Consider LyondellBasell, an international chemical company. Its Chief Financial Officer recently said the company saw margins get squeezed last quarter "across all segments due to rising costs and weaker global demand." Coffee giant Starbucks, meanwhile, was one of the many companies that successfully pushed through price increases over the last year with no drop-off in customer loyalty or transactions because of them. But when executives earlier this month discussed their latest results, interim CEO Howard Schultz said, "We're certainly not going to try and raise prices during this time."


Profit margins for S&P 500 companies during the summer look like they dipped to 11.9%, according to FactSet. That essentially means they kept $119 of every $1,000 in sales as profit. That's down from $122 three months earlier and from $129 a year earlier, but still above the average of $113 over the last five years.


One of the biggest reasons for the fall in margins is the recent rise in pay that workers have won recently. Total compensation for workers in the private industry rose 5.2% in the summer from a year earlier.
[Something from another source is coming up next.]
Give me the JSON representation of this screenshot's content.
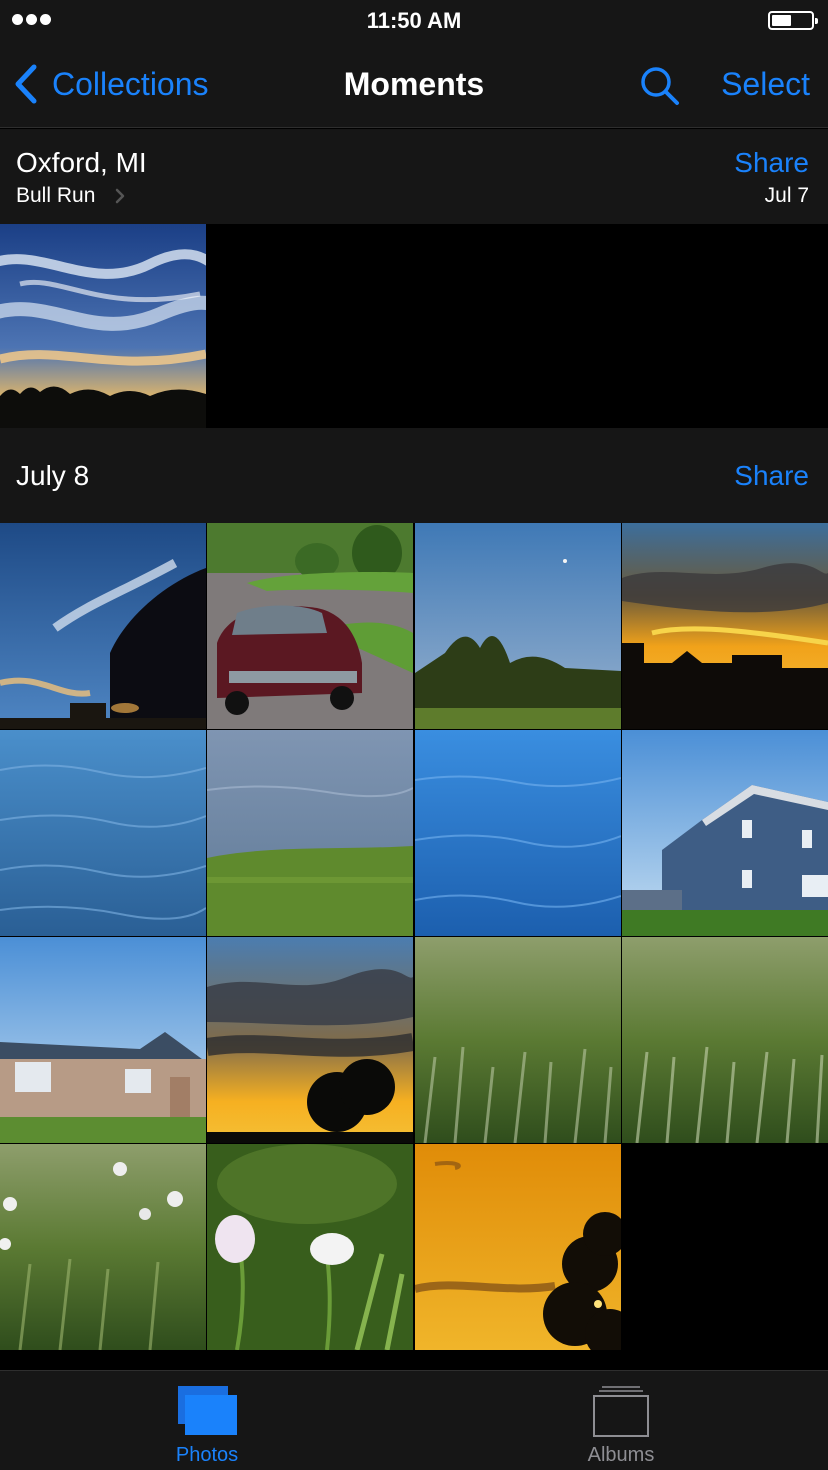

Once workers get such increases, companies find it difficult to take them away. "The combination of sticky wage costs and slowing end market/consumer pricing has been evident in recent macro data and loudly signals margin pressure," strategists at Morgan Stanley wrote in a recent report. They're more pessimistic about trends for profit margins than most of Wall Street, forecasting a drop of 1.5% percentage points in 2023. That's why they see a fall of 11% for profits at S&P 500 companies next year.